A Cold-Weather Veggie Treat - The Bend Magazine

A Cold-Weather Veggie Treat

A sweet tooth for parsnips

By: Justin Butts  

The parsnip, a cold-weather root vegetable in the carrot family, has nut-colored skin, a large, bushy top, and a distinctly sweet flavor. The green tops are wonderful in a sauté, and the roots are perfect for roasting or in soups and stews. 

Parsnips are more difficult to grow than carrots. First, parsnips require three long weeks to germinate. Second, the temperature must be cold (between 50F to 70F) throughout that period for the seeds to sprout. The soil must be kept moist during that time. Finally, parsnips require a little frost to develop their trademark sweetness.
The Roman emperor Tiberius loved parsnips, but like us here on the coast, he lived in a hot, dry land – which did not produce exceptional parsnips. According to Pliny the Elder, Tiberius preferred the sweeter roots grown in the gloomy forests of Gelduba, a city on the Rhine in Germania, and ordered its people to pay their taxes in parsnips. 
Tiberius was the Roman emperor during the life and ministry of Jesus Christ. When Jesus said, “Render to Caesar the things that are Caesar’s,” that included parsnips – at least, if you were a citizen of Gelduba.
The Romans carried the cultivation of parsnips northward to the island of Britannia. Parsnips grew beautifully in the damp, cool weather of England. By the Middle Ages, parsnips were common fare on the tables of rich and poor alike. Wealthy lords even fed parsnips to their pigs to flavor the pork, and to their cows to sweeten the milk.
English merchants carried parsnip seeds to every corner of the world, from America to India to Asia, and the roots flourished in every land with cold, wet climates. That weather is not the norm in the Coastal Bend, even during winter. However, by planting in December with the right companion plants, you can grow your own lovely parsnips right here in The Bend.
A Need-To-Know Basis

Growing Up

Prepare the bed by tilling thoroughly and dressing with several inches of compost. Parsnips require rich, well-drained, loosened soil. Clay-rich or rocky soils cause stunted growth. Plant in early December so parsnips receive a month of cold weather to germinate, and with luck, get a frost in January. Keep the soil moist until parsnips sprout. Parsnips can’t be planted on their own or weeds will take over the bed; they must be companion planted.

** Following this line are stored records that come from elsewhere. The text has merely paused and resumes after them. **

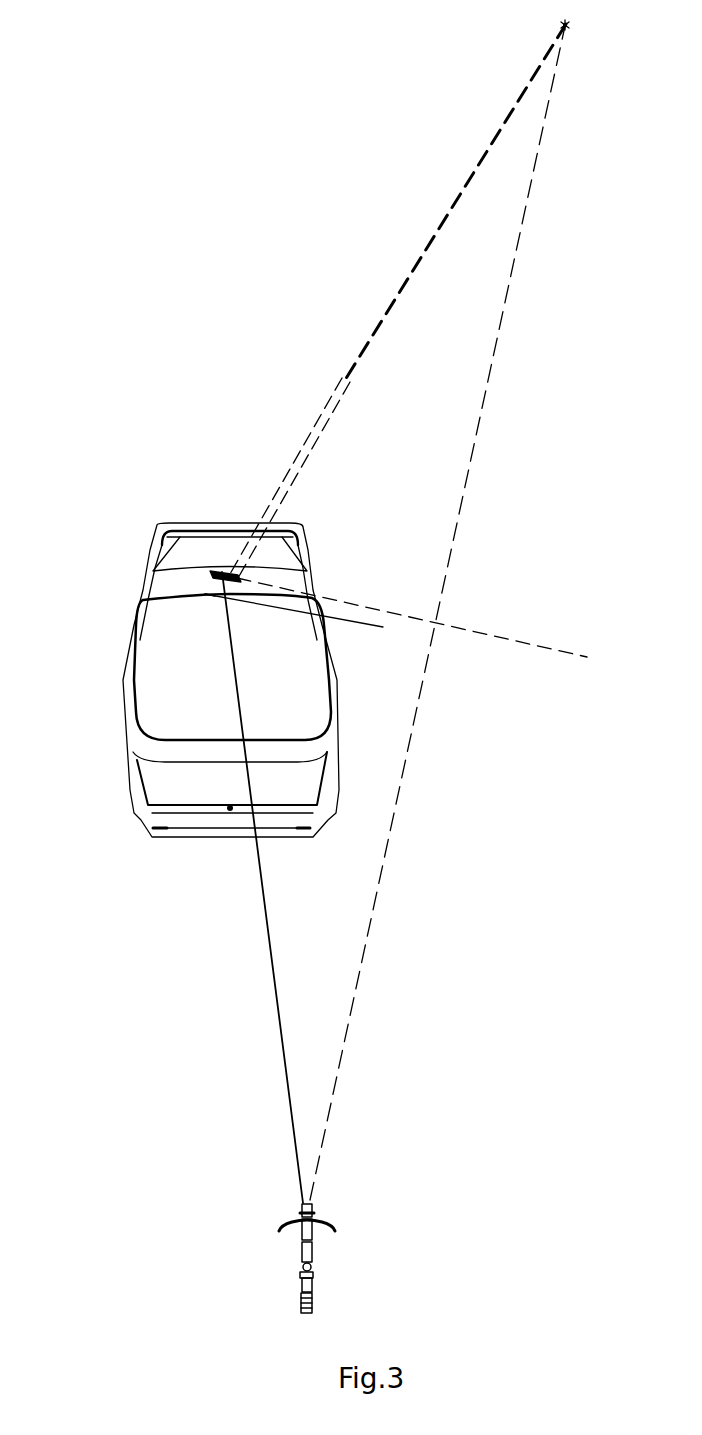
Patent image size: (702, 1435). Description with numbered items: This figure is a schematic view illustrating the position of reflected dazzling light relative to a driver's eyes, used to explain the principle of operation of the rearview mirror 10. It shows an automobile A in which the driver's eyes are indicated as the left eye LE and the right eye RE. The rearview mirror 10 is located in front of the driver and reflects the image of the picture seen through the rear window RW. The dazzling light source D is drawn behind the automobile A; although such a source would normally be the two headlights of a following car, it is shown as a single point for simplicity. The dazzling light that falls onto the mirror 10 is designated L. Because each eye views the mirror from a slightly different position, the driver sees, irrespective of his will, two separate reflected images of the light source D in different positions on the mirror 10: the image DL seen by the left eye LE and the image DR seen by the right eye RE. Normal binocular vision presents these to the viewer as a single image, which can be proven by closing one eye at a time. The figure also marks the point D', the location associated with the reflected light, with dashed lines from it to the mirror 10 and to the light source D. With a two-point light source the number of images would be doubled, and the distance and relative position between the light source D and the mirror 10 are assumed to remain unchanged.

The rearview mirror 10 is at (253, 569).
The automobile A is at (198, 680).
The dazzling light source D is at (422, 669).
The virtual image of driver D' is at (469, 196).
The dazzling light L is at (262, 877).
The reflected image seen by left eye DL is at (224, 571).
The reflected image seen by right eye DR is at (233, 572).
The left eye LE is at (210, 594).
The right eye RE is at (396, 617).
The rear window RW is at (158, 745).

Companion plant parsnips with carrots and radishes. Mix parsnip, carrot, and radish seeds (one-third each) into a bowl of clean, fine sand. Hand broadcast the seed-and-sand mixture evenly across entire garden bed. Gently rake the seeds into the soil. Radishes mature in 30 days; harvest radishes to thin the bed for the carrots. Carrots mature in 70 days. Pull the carrots to make room for the parsnips, which mature in 120 days. This method minimizes weeding and maximizes garden space.
Local Recs

The changing of seasons is one of the most delicious things in life. Colder months bring earthy root vegetables and a proper roast dinner isn’t complete without parsnips. Simply roast them until caramelized to bring out the sweetness, then finish with a knob of butter, sea salt and cracked pepper.
– Karey Swartwout, Glow
Fun Facts
The Pilgrims brought parsnip seeds to the New World on the Mayflower. Parsnips were used in early America, along with pumpkins and walnuts, to make beer – which was vital to the health of the Pilgrims at Plymouth Rock, because drinking fresh water (a vector for many diseases) could be deadly. Pilgrims drank plenty of parsnip beer at the first Thanksgiving. Parsnip beer was standard fare in New England for many years until barley crops could be established.